News

Poulsbo health clinic set to close

BREMERTON — Unlike the Kitsap County Health District’s El Centro de Familia, which was rescued from the cutting room floor, the Poulsbo Health District clinic is set to close on Oct. 15.

“We cannot keep the clinic open for another month because we’ll run into cash flow problems,” KCHD director Scott Lindquist told the health district’s board recently.

Because the Poulsbo clinic is open only two days a week and provides family planning services on one day and immunizations on another, the cost of paying the Kitsap County Consolidated Housing Authority rent is financially unfeasible, he said.

Only one to five people a week utilize the family planning services, although the immunization clinic has a higher usage rate, Lindquist said. However, that is not enough to justify keeping the clinic open.

North Kitsap Commissioner Steve Bauer said his recollection from the board’s August meeting was that the health district staff would return with a plan to continuing those services to the North End.

“Somehow or where services are going to continue,” Bauer said.
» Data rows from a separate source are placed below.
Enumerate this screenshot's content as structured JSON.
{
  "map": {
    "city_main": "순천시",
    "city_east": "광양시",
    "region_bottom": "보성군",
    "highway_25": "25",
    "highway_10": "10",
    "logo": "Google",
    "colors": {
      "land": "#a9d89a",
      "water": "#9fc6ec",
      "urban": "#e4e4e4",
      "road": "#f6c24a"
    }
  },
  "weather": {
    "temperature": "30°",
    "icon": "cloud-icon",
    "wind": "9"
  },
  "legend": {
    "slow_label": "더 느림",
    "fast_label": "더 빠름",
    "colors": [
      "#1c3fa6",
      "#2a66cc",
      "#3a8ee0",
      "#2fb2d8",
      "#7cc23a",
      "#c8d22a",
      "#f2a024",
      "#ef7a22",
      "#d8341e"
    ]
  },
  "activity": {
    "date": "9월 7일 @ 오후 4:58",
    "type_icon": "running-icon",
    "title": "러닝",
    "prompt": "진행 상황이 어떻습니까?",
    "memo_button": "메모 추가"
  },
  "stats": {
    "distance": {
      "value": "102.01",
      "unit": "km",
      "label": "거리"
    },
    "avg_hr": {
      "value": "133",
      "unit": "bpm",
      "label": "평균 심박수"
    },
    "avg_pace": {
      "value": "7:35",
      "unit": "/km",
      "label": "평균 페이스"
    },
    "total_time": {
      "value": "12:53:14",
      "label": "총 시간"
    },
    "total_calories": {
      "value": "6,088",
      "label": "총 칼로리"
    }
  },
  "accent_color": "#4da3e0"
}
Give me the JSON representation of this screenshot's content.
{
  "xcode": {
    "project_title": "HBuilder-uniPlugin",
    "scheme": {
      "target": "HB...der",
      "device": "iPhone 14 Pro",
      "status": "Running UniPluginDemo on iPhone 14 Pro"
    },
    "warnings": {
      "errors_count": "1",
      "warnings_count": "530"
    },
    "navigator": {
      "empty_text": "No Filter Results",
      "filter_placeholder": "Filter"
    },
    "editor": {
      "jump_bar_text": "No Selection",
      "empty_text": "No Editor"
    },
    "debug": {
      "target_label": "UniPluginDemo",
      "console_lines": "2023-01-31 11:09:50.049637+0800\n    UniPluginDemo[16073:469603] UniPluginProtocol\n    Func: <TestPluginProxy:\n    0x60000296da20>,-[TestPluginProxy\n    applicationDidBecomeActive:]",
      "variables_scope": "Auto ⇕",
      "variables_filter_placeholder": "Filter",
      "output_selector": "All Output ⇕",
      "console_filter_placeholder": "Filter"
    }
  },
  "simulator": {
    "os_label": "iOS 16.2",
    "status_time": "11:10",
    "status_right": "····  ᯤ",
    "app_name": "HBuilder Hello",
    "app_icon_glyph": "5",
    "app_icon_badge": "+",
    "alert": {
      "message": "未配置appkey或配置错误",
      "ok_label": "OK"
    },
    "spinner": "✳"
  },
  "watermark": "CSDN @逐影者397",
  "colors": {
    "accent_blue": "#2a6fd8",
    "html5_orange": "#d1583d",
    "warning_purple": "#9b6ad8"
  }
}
Lindquist said one possibility is to station the clinic’s two public health nurses at the Olympic College-Poulsbo campus or possibly in city hall.

“We just need a space and we can work out a deal with someone,” he said.

As far as the lease with the KCCHA is concerned, Lindquist said KCCHA executive director Norm McLaughlin informed him that there is already a tenant waiting to lease the building once the health district vacates.

“I would go back to the renter and try to come up with a sublease for the public health nurses,” he said.

With that in mind, Lindquist asked the board to decide on a closing date for the Poulsbo clinic, so the health district staff could implement a transition plan for those services.

Bremerton City Councilwoman Wendy Priest said she didn’t want to be insensitive to Poulsbo Mayor Kathryn Quade’s request to delay the decision until the board’s October meeting, but something had to be done.

“This conversation has been going on for a year or two or maybe longer,” Priest said. “If there’s a real cash flow problem, we need to make a board decision and I would support making a decision.”

Linquist said such a decision would “put me between a rock and a hard place.”

“If we prepare to close things down and if I find a solution we can reverse it,” he said.

South Kitsap Commissioner Jan Angel proposed making the closure date Oct. 15 to avoid having a special board meeting on the issue.

“It will give Dr. Lindquist, Commissioner Bauer and Mayor Quade time to work and see if there are other alternatives and we could take action at that time,” Angel said. “If we can put out an SOS, then the community might come up with what we need.”